“The fear of the Lord is instruction in wisdom, and humility comes before honor.”
(Proverbs 15:33, ESV)
In life we all face situations—and people—that feel impossible. A marriage frozen in years of tension. A fractured friendship that never healed. A blow-up at work that left scars. And now we’re stuck. What do you do when there are no good answers? Something has to change—and usually, we want it to be… them.
I often meet with people searching for answers. And the counsel I give is both simple and hard: you can’t change someone else. The only person you can change is… you.

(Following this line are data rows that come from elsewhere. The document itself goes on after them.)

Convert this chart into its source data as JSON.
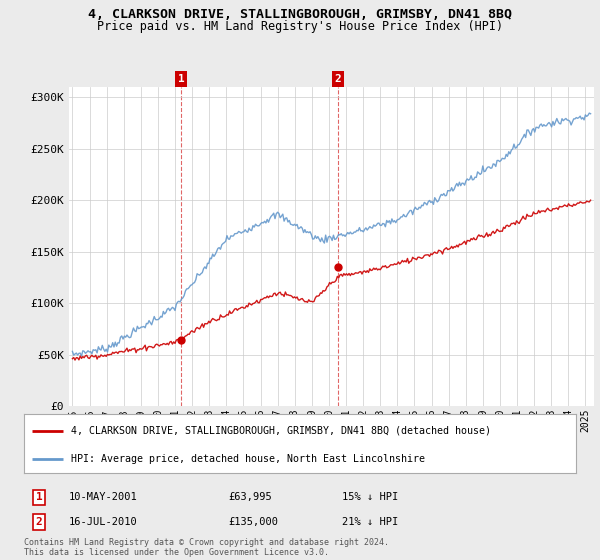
{
  "title": "4, CLARKSON DRIVE, STALLINGBOROUGH, GRIMSBY, DN41 8BQ",
  "subtitle": "Price paid vs. HM Land Registry's House Price Index (HPI)",
  "background_color": "#ebebeb",
  "plot_bg_color": "#ffffff",
  "ylim": [
    0,
    310000
  ],
  "yticks": [
    0,
    50000,
    100000,
    150000,
    200000,
    250000,
    300000
  ],
  "ytick_labels": [
    "£0",
    "£50K",
    "£100K",
    "£150K",
    "£200K",
    "£250K",
    "£300K"
  ],
  "xmin": 1994.8,
  "xmax": 2025.5,
  "marker1_x": 2001.36,
  "marker1_y": 63995,
  "marker2_x": 2010.54,
  "marker2_y": 135000,
  "legend_line1": "4, CLARKSON DRIVE, STALLINGBOROUGH, GRIMSBY, DN41 8BQ (detached house)",
  "legend_line2": "HPI: Average price, detached house, North East Lincolnshire",
  "footer": "Contains HM Land Registry data © Crown copyright and database right 2024.\nThis data is licensed under the Open Government Licence v3.0.",
  "red_color": "#cc0000",
  "blue_color": "#6699cc",
  "vline_color": "#cc0000",
  "grid_color": "#cccccc",
  "title_fontsize": 9.5,
  "subtitle_fontsize": 8.5,
  "ytick_fontsize": 8,
  "xtick_fontsize": 7
}
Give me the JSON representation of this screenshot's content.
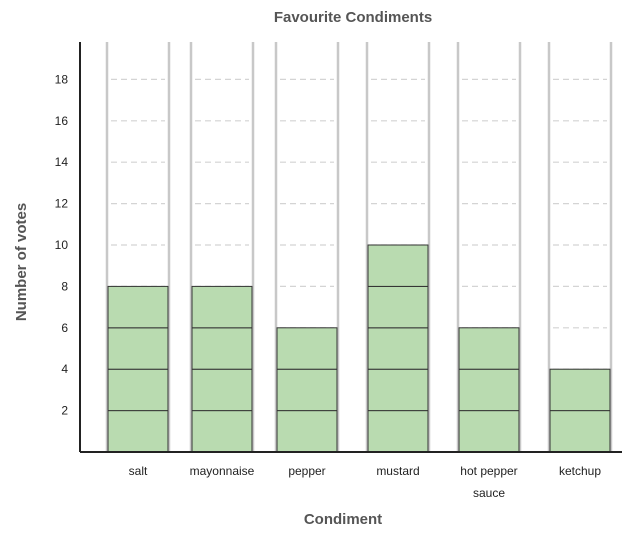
{
  "chart_data": {
    "type": "bar",
    "title": "Favourite Condiments",
    "xlabel": "Condiment",
    "ylabel": "Number of votes",
    "categories": [
      "salt",
      "mayonnaise",
      "pepper",
      "mustard",
      "hot pepper sauce",
      "ketchup"
    ],
    "category_lines": [
      [
        "salt"
      ],
      [
        "mayonnaise"
      ],
      [
        "pepper"
      ],
      [
        "mustard"
      ],
      [
        "hot pepper",
        "sauce"
      ],
      [
        "ketchup"
      ]
    ],
    "values": [
      8,
      8,
      6,
      10,
      6,
      4
    ],
    "yticks": [
      2,
      4,
      6,
      8,
      10,
      12,
      14,
      16,
      18
    ],
    "ylim": [
      0,
      20
    ],
    "grid": true,
    "colors": {
      "bar_fill": "#b9dbb0",
      "bar_stroke": "#333333",
      "column_line": "#c8c8c8",
      "grid_line": "#d4d4d4",
      "axis": "#222222"
    }
  }
}
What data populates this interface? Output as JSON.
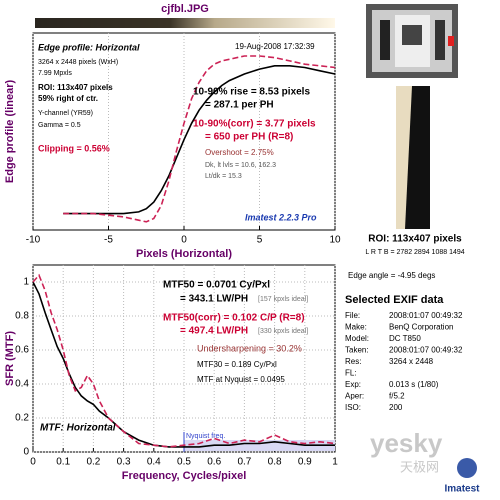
{
  "header": {
    "title": "cjfbl.JPG"
  },
  "chart_data": [
    {
      "type": "line",
      "xlabel": "Pixels (Horizontal)",
      "ylabel": "Edge profile (linear)",
      "x": [
        -8,
        -7,
        -6,
        -5,
        -4,
        -3,
        -2.5,
        -2,
        -1.5,
        -1,
        -0.5,
        0,
        0.5,
        1,
        1.5,
        2,
        2.5,
        3,
        4,
        5,
        6,
        7,
        8,
        9,
        10
      ],
      "series": [
        {
          "color": "#000000",
          "style": "solid",
          "values": [
            0.1,
            0.1,
            0.1,
            0.1,
            0.1,
            0.11,
            0.13,
            0.17,
            0.24,
            0.33,
            0.44,
            0.55,
            0.65,
            0.73,
            0.79,
            0.84,
            0.88,
            0.91,
            0.95,
            0.98,
            1.0,
            1.0,
            0.99,
            0.97,
            0.95
          ]
        },
        {
          "color": "#cc2255",
          "style": "dashed",
          "values": [
            0.1,
            0.1,
            0.1,
            0.09,
            0.08,
            0.06,
            0.05,
            0.07,
            0.15,
            0.3,
            0.48,
            0.65,
            0.8,
            0.9,
            0.97,
            1.01,
            1.03,
            1.04,
            1.06,
            1.06,
            1.05,
            1.03,
            1.01,
            1.0,
            0.99
          ]
        }
      ],
      "xlim": [
        -10,
        10
      ],
      "xticks": [
        -10,
        -5,
        0,
        5,
        10
      ],
      "ylim": [
        0,
        1.2
      ],
      "grid": true,
      "annotations": [
        "Edge profile: Horizontal",
        "19-Aug-2008 17:32:39",
        "3264 x 2448 pixels (WxH)",
        "7.99 Mpxls",
        "ROI: 113x407 pixels",
        "59% right of ctr.",
        "Y-channel (YR59)",
        "Gamma = 0.5",
        "Clipping = 0.56%",
        "10-90% rise = 8.53 pixels",
        "= 287.1 per PH",
        "10-90%(corr) = 3.77 pixels",
        "= 650 per PH (R=8)",
        "Overshoot = 2.75%",
        "Dk, lt lvls = 10.6, 162.3",
        "Lt/dk = 15.3",
        "Imatest 2.2.3 Pro"
      ]
    },
    {
      "type": "line",
      "xlabel": "Frequency, Cycles/pixel",
      "ylabel": "SFR (MTF)",
      "x": [
        0,
        0.02,
        0.04,
        0.06,
        0.08,
        0.1,
        0.12,
        0.14,
        0.16,
        0.18,
        0.2,
        0.22,
        0.25,
        0.3,
        0.35,
        0.4,
        0.45,
        0.5,
        0.55,
        0.6,
        0.65,
        0.7,
        0.75,
        0.8,
        0.85,
        0.9,
        0.95,
        1
      ],
      "series": [
        {
          "color": "#000000",
          "style": "solid",
          "values": [
            1.0,
            0.93,
            0.82,
            0.72,
            0.62,
            0.55,
            0.46,
            0.38,
            0.33,
            0.3,
            0.28,
            0.24,
            0.2,
            0.12,
            0.07,
            0.04,
            0.03,
            0.03,
            0.03,
            0.04,
            0.04,
            0.05,
            0.05,
            0.06,
            0.05,
            0.04,
            0.04,
            0.04
          ]
        },
        {
          "color": "#cc2255",
          "style": "dashed",
          "values": [
            1.0,
            1.04,
            0.95,
            0.82,
            0.72,
            0.6,
            0.45,
            0.36,
            0.38,
            0.45,
            0.4,
            0.3,
            0.2,
            0.12,
            0.05,
            0.04,
            0.03,
            0.04,
            0.05,
            0.08,
            0.05,
            0.07,
            0.06,
            0.1,
            0.06,
            0.05,
            0.06,
            0.05
          ]
        }
      ],
      "xlim": [
        0,
        1
      ],
      "xticks": [
        0,
        0.1,
        0.2,
        0.3,
        0.4,
        0.5,
        0.6,
        0.7,
        0.8,
        0.9,
        1
      ],
      "ylim": [
        0,
        1.1
      ],
      "yticks": [
        0,
        0.2,
        0.4,
        0.6,
        0.8,
        1
      ],
      "grid": true,
      "nyquist": 0.5,
      "nyquist_label": "Nyquist freq.",
      "annotations": [
        "MTF50 = 0.0701 Cy/Pxl",
        "= 343.1 LW/PH",
        "[157 kpxls ideal]",
        "MTF50(corr) = 0.102 C/P (R=8)",
        "= 497.4 LW/PH",
        "[330 kpxls ideal]",
        "Undersharpening = 30.2%",
        "MTF30 = 0.189 Cy/Pxl",
        "MTF at Nyquist = 0.0495",
        "MTF: Horizontal"
      ]
    }
  ],
  "roi_panel": {
    "roi": "ROI: 113x407 pixels",
    "lrtb": "L R T B = 2782 2894 1088 1494",
    "edge_angle": "Edge angle = -4.95 degs"
  },
  "exif": {
    "title": "Selected EXIF data",
    "rows": [
      [
        "File:",
        "2008:01:07 00:49:32"
      ],
      [
        "Make:",
        "BenQ Corporation"
      ],
      [
        "Model:",
        "DC T850"
      ],
      [
        "Taken:",
        "2008:01:07 00:49:32"
      ],
      [
        "Res:",
        "3264 x 2448"
      ],
      [
        "FL:"
      ],
      [
        "Exp:",
        "0.013 s  (1/80)"
      ],
      [
        "Aper:",
        "f/5.2"
      ],
      [
        "ISO:",
        "200"
      ]
    ]
  },
  "watermark": {
    "site": "yesky",
    "cn": "天极网",
    "logo": "Imatest"
  }
}
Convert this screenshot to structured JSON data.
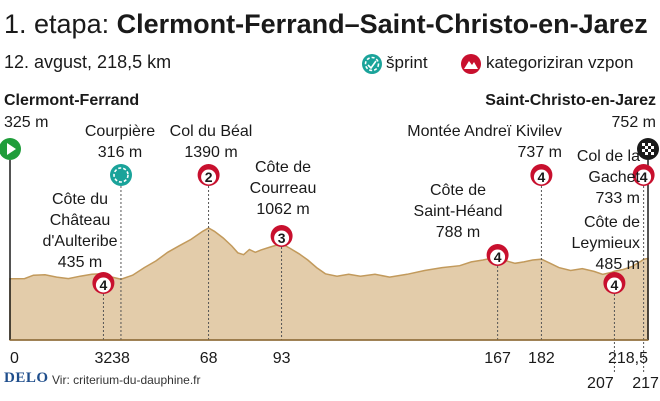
{
  "header": {
    "title_prefix": "1. etapa:",
    "title_route": "Clermont-Ferrand–Saint-Christo-en-Jarez",
    "subtitle": "12. avgust, 218,5 km"
  },
  "legend": {
    "sprint_label": "šprint",
    "climb_label": "kategoriziran vzpon"
  },
  "start": {
    "name": "Clermont-Ferrand",
    "elevation": "325 m"
  },
  "finish": {
    "name": "Saint-Christo-en-Jarez",
    "elevation": "752 m"
  },
  "points": {
    "courpiere": {
      "line1": "Courpière",
      "line2": "316 m"
    },
    "beal": {
      "line1": "Col du Béal",
      "line2": "1390 m"
    },
    "aulteribe": {
      "line1": "Côte du",
      "line2": "Château",
      "line3": "d'Aulteribe",
      "line4": "435 m"
    },
    "courreau": {
      "line1": "Côte de",
      "line2": "Courreau",
      "line3": "1062 m"
    },
    "kivilev": {
      "line1": "Montée Andreï Kivilev",
      "line2": "737 m"
    },
    "heand": {
      "line1": "Côte de",
      "line2": "Saint-Héand",
      "line3": "788 m"
    },
    "gachet": {
      "line1": "Col de la",
      "line2": "Gachet",
      "line3": "733 m"
    },
    "leymieux": {
      "line1": "Côte de",
      "line2": "Leymieux",
      "line3": "485 m"
    }
  },
  "source": {
    "logo": "DELO",
    "text": "Vir: criterium-du-dauphine.fr"
  },
  "colors": {
    "profile_fill": "#e3ccaa",
    "profile_stroke": "#c29a5c",
    "climb_red": "#c8102e",
    "sprint_teal": "#1aa39a",
    "start_green": "#1f9d3a"
  },
  "chart_data": {
    "type": "area",
    "xlabel": "",
    "ylabel": "",
    "xlim": [
      0,
      218.5
    ],
    "x_ticks": [
      "0",
      "32",
      "38",
      "68",
      "93",
      "167",
      "182",
      "207",
      "217",
      "218,5"
    ],
    "markers": [
      {
        "km": 0,
        "type": "start",
        "elevation_m": 325
      },
      {
        "km": 32,
        "type": "climb",
        "category": "4",
        "elevation_m": 435
      },
      {
        "km": 38,
        "type": "sprint",
        "elevation_m": 316
      },
      {
        "km": 68,
        "type": "climb",
        "category": "2",
        "elevation_m": 1390
      },
      {
        "km": 93,
        "type": "climb",
        "category": "3",
        "elevation_m": 1062
      },
      {
        "km": 167,
        "type": "climb",
        "category": "4",
        "elevation_m": 788
      },
      {
        "km": 182,
        "type": "climb",
        "category": "4",
        "elevation_m": 737
      },
      {
        "km": 207,
        "type": "climb",
        "category": "4",
        "elevation_m": 485
      },
      {
        "km": 217,
        "type": "climb",
        "category": "4",
        "elevation_m": 733
      },
      {
        "km": 218.5,
        "type": "finish",
        "elevation_m": 752
      }
    ],
    "profile": [
      [
        0,
        325
      ],
      [
        5,
        330
      ],
      [
        8,
        400
      ],
      [
        12,
        410
      ],
      [
        16,
        360
      ],
      [
        20,
        330
      ],
      [
        24,
        380
      ],
      [
        28,
        420
      ],
      [
        32,
        435
      ],
      [
        35,
        360
      ],
      [
        38,
        316
      ],
      [
        42,
        400
      ],
      [
        46,
        560
      ],
      [
        50,
        700
      ],
      [
        54,
        880
      ],
      [
        58,
        1020
      ],
      [
        62,
        1150
      ],
      [
        66,
        1320
      ],
      [
        68,
        1390
      ],
      [
        70,
        1320
      ],
      [
        73,
        1180
      ],
      [
        76,
        1010
      ],
      [
        78,
        870
      ],
      [
        80,
        830
      ],
      [
        82,
        940
      ],
      [
        84,
        880
      ],
      [
        86,
        930
      ],
      [
        89,
        990
      ],
      [
        93,
        1062
      ],
      [
        96,
        960
      ],
      [
        99,
        850
      ],
      [
        102,
        720
      ],
      [
        105,
        560
      ],
      [
        108,
        430
      ],
      [
        112,
        380
      ],
      [
        116,
        420
      ],
      [
        120,
        380
      ],
      [
        125,
        420
      ],
      [
        130,
        360
      ],
      [
        136,
        420
      ],
      [
        142,
        500
      ],
      [
        148,
        560
      ],
      [
        154,
        600
      ],
      [
        158,
        680
      ],
      [
        162,
        720
      ],
      [
        165,
        760
      ],
      [
        167,
        788
      ],
      [
        170,
        700
      ],
      [
        173,
        650
      ],
      [
        176,
        680
      ],
      [
        179,
        720
      ],
      [
        182,
        737
      ],
      [
        185,
        650
      ],
      [
        188,
        560
      ],
      [
        192,
        500
      ],
      [
        196,
        540
      ],
      [
        200,
        480
      ],
      [
        203,
        420
      ],
      [
        206,
        460
      ],
      [
        207,
        485
      ],
      [
        210,
        520
      ],
      [
        213,
        580
      ],
      [
        216,
        690
      ],
      [
        217,
        733
      ],
      [
        218.5,
        752
      ]
    ]
  }
}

When it comes to conflict, the world offers only two options: fight harder or walk away. But Scripture points to a better way—the one that leaves space for God’s hand to break in.
It’s humility.
It sounds upside down, because it is. Humility isn’t pretty, and it rarely feels noble. It looks like swallowing your pride and saying the hardest words in the world: “I was wrong. I’m sorry. Please forgive me.” It looks like apologizing without excuses, letting go of self-justification, opening your hands, and trusting God with the outcome.
Here’s the mystery: when we go low, God shows up. In Proverbs 15:33, the Hebrew word for “honor” is kabod—substance, dignity, glory. It’s the same word often used for God’s presence, His nearness pressing heavy among His people. And that’s what we long for when we’re stuck in the impossible—that His presence would press into the mess and do what we cannot.
So how does this happen? Proverbs makes the order clear: humility comes before honor. Humility then honor. God’s glory doesn’t rest on pride—it comes only through contrition. That’s the same pattern God gave His people in 2 Chronicles 7:14: “If my people, who are called by my name, will humble themselves and pray and seek my face and turn from their wicked ways, then I will hear from heaven, and I will forgive their sin and will heal their land” (NIV).
What is your land? Could it be your marriage? Your family? Your friendships? Your workplace? These are the fields where pride scorches the soil, but humility waters it again. Healing comes when we stop demanding our way and start walking God’s way—when we humble ourselves, turn, and pray. His glory doesn’t just heal nations—it heals homes. It heals relationships. It heals the ground right under our feet.
This is the way of Jesus. Philippians 2 tells us He “humbled himself” all the way to the cross. He went low—bearing what He didn’t owe, carrying what wasn’t His fault—so that God’s saving power could break through our impossible. And then Paul says, “God exalted him to the highest place.” God’s honor was displayed in Jesus’ life, and James reminds us He will do the same for you and me: “Humble yourselves before the Lord, and he will lift you up” (James 4:10, NIV).
Maybe you’re facing something—or someone—you just can’t fix. You don’t know how to move forward. You’re out of words and out of answers. Good. That’s where God’s glory does its best work. The way of wisdom says: follow Jesus—go low in the situation and before the person in front of you.
Trust Him with the miracle.
Because before honor—before the breakthrough, before the healing, before God’s glory breaks in—comes humility.